Um estudo realizado por cientistas da Embrapa, da Universidade Federal do Estado do Rio de Janeiro (Unirio) e da Universidade Estadual de Campinas (Unicamp) revela que o arroz, um alimento básico da dieta brasileira, se torna ainda mais nutritivo quando passa pelo processo de germinação. Essa técnica não apenas aumenta o teor de compostos bioativos benéficos à saúde, mas também reduz o tempo de cozimento e abre portas para o desenvolvimento de novos produtos alimentícios com maior valor agregado.
A pesquisadora Cristina Yoshie Takeiti, da Embrapa Agroindústria de Alimentos, destaca que a germinação pode elevar o conteúdo de Gaba (ácido gama-aminobutírico) em até 91%, em apenas 16 horas. O Gaba é um neurotransmissor que pode trazer diversos benefícios à saúde, incluindo efeitos anti-hipertensivos e antidiabéticos, além de auxiliar no controle da depressão e ansiedade, conforme evidências de estudos realizados.
“A germinação ativa mecanismos naturais presentes no grão que aumentam compostos bioativos importantes como flavonoides e ácidos fenólicos. Esses compostos têm propriedades antioxidantes que podem diminuir o risco de doenças crônicas não-transmissíveis”, afirma Takeiti. Além de melhorar o valor nutricional do cereal, a germinação reduz o tempo de preparo, um fator relevante para o consumidor contemporâneo.
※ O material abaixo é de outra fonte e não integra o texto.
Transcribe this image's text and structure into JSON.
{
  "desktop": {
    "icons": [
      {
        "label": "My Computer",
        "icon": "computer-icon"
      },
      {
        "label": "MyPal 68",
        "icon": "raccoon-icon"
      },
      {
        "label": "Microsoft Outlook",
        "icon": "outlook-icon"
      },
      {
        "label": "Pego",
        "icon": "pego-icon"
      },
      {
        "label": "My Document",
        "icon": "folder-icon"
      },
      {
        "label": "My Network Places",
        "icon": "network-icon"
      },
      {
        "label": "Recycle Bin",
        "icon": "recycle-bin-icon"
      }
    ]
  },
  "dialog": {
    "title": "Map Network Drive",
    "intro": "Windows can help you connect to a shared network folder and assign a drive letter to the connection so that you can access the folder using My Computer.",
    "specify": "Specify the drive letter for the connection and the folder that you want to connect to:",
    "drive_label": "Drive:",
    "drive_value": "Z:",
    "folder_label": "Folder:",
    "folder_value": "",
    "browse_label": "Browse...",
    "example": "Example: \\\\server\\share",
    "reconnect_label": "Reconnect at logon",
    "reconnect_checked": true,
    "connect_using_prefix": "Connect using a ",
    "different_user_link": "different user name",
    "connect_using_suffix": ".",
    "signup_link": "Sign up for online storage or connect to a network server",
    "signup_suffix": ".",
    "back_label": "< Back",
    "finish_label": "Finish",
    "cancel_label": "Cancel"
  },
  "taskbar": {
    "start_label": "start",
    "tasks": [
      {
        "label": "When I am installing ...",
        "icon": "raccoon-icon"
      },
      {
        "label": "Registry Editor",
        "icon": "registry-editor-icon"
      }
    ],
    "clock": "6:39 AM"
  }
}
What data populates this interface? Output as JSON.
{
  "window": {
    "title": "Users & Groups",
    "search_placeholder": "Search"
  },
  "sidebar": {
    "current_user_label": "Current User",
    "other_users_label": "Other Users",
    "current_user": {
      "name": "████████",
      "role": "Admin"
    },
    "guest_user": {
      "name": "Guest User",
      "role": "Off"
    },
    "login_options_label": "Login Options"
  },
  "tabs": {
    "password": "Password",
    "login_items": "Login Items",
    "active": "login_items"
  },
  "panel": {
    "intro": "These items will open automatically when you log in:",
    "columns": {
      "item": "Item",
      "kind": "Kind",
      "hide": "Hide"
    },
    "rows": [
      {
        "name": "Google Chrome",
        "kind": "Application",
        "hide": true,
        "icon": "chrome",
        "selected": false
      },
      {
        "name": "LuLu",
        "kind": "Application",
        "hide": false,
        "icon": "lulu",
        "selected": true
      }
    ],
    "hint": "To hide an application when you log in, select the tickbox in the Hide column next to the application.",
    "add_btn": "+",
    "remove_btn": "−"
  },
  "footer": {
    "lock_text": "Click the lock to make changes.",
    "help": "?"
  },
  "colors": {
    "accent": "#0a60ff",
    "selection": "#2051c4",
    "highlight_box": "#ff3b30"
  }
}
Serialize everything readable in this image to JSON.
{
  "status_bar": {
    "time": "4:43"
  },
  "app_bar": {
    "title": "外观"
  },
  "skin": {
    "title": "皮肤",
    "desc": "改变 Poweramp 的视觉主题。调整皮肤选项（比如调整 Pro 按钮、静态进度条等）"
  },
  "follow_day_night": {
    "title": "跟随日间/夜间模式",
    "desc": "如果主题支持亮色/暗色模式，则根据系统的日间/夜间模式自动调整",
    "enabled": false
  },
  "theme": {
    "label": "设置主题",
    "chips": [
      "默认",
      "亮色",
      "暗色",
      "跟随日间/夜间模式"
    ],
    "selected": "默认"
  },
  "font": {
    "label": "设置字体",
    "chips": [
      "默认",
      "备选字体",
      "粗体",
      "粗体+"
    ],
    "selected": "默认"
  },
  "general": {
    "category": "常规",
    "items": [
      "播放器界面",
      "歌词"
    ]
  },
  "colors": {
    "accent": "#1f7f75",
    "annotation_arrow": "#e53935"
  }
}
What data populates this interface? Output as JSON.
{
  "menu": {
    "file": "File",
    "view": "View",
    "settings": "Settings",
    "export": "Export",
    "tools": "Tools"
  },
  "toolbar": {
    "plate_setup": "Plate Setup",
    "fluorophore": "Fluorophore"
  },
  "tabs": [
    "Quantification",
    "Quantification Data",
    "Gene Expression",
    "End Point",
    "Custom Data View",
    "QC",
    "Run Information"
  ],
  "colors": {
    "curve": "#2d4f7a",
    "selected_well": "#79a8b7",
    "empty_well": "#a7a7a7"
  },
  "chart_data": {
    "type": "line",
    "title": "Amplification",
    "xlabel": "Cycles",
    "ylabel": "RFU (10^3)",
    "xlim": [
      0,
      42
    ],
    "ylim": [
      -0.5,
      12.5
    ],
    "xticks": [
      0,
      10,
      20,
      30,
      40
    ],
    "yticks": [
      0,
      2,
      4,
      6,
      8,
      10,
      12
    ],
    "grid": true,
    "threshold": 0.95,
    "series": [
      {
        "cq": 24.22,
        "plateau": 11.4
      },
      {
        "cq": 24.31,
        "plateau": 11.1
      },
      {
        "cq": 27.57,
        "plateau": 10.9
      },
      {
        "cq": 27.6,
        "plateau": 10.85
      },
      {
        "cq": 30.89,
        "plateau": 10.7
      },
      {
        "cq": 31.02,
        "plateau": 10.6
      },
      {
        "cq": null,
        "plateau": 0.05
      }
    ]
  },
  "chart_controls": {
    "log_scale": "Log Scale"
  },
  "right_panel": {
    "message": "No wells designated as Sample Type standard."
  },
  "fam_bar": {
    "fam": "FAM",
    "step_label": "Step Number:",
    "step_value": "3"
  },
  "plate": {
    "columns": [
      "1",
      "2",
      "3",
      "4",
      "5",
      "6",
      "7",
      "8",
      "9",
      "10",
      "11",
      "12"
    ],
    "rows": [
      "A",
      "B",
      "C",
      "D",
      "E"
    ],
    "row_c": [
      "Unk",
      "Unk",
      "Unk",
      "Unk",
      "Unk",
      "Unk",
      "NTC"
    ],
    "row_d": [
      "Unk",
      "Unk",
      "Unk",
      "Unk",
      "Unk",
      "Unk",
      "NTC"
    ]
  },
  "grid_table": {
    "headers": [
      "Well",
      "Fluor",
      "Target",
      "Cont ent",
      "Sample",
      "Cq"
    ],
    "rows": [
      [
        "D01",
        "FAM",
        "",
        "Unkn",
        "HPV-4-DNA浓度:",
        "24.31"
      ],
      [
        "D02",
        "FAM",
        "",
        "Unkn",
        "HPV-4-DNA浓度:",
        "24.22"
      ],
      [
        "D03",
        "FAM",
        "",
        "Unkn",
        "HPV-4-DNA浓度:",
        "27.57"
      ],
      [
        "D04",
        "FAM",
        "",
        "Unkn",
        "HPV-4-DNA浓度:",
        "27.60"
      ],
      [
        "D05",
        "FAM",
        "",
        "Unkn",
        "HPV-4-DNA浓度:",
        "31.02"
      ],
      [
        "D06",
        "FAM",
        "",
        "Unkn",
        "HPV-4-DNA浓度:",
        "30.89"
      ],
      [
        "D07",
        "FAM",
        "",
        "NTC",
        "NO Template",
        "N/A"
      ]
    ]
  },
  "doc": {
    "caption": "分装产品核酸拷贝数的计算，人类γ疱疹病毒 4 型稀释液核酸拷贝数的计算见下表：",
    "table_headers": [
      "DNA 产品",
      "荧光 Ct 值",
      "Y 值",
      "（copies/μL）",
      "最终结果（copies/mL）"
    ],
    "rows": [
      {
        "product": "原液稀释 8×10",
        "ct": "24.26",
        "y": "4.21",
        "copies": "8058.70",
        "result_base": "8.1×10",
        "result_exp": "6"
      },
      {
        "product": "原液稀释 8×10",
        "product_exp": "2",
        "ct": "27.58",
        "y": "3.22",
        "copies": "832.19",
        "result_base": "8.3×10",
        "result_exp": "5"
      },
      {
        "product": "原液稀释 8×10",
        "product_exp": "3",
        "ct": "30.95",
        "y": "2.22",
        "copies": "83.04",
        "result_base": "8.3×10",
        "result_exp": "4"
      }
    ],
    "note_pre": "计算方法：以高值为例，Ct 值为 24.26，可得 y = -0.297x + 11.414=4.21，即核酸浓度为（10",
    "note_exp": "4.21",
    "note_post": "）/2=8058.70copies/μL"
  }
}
Inovação na indústria alimentícia
Os pesquisadores acreditam que a germinação pode facilitar a criação de novos alimentos funcionais à base de arroz, ampliando a oferta de produtos mais nutritivos e alinhados às demandas de saúde, conveniência e sustentabilidade. Segundo Takeiti, “o preço e estímulo a novas aplicações industriais podem fortalecer a competitividade da cadeia produtiva do arroz no Brasil, agregando valor ao cereal”.
Outro resultado importante do estudo é que a germinação altera a composição e a estrutura do amido do arroz, aumentando o teor de amido resistente após o congelamento do produto cozido. Esse tipo de amido está associado a efeitos prebióticos e à melhoria do funcionamento intestinal. A pesquisadora Maria Eugênia Oliveira, da Unicamp, observa que “o arroz germinado, quando cozido em panela elétrica e congelado por 30 dias, apresenta um aumento de 100% no teor de amido resistente”.
Segurança alimentar e armazenamento
Apesar dos benefícios, Oliveira alerta para a importância das boas práticas de conservação do arroz cozido. Ela menciona que “os experimentos mostraram que o arroz germinado mantido em temperatura ambiente apresentou crescimento da bactéria Bacillus cereus, associada a doenças de origem alimentar”. O resfriamento ou congelamento imediato do alimento após o preparo foi eficaz em impedir a multiplicação do microrganismo.
Esses resultados reforçam as recomendações de autoridades sanitárias sobre o armazenamento adequado do arroz cozido, que deve ser refrigerado ou congelado se não consumido imediatamente.
O arroz germinado, que passa por um processo de molho e germinação, apresenta um perfil nutricional superior ao arroz integral comum, com maior quantidade de Gaba e melhor palatabilidade. O processo de germinação não só aumenta os nutrientes, mas também melhora a textura e facilita a digestão.
O Gaba, presente em diversos alimentos, é conhecido por regular a atividade dos neurônios e contribuir para o equilíbrio do sistema nervoso. Estudos associam o consumo de alimentos ricos em Gaba a benefícios como controle da pressão arterial, melhoria do sono e redução do estresse.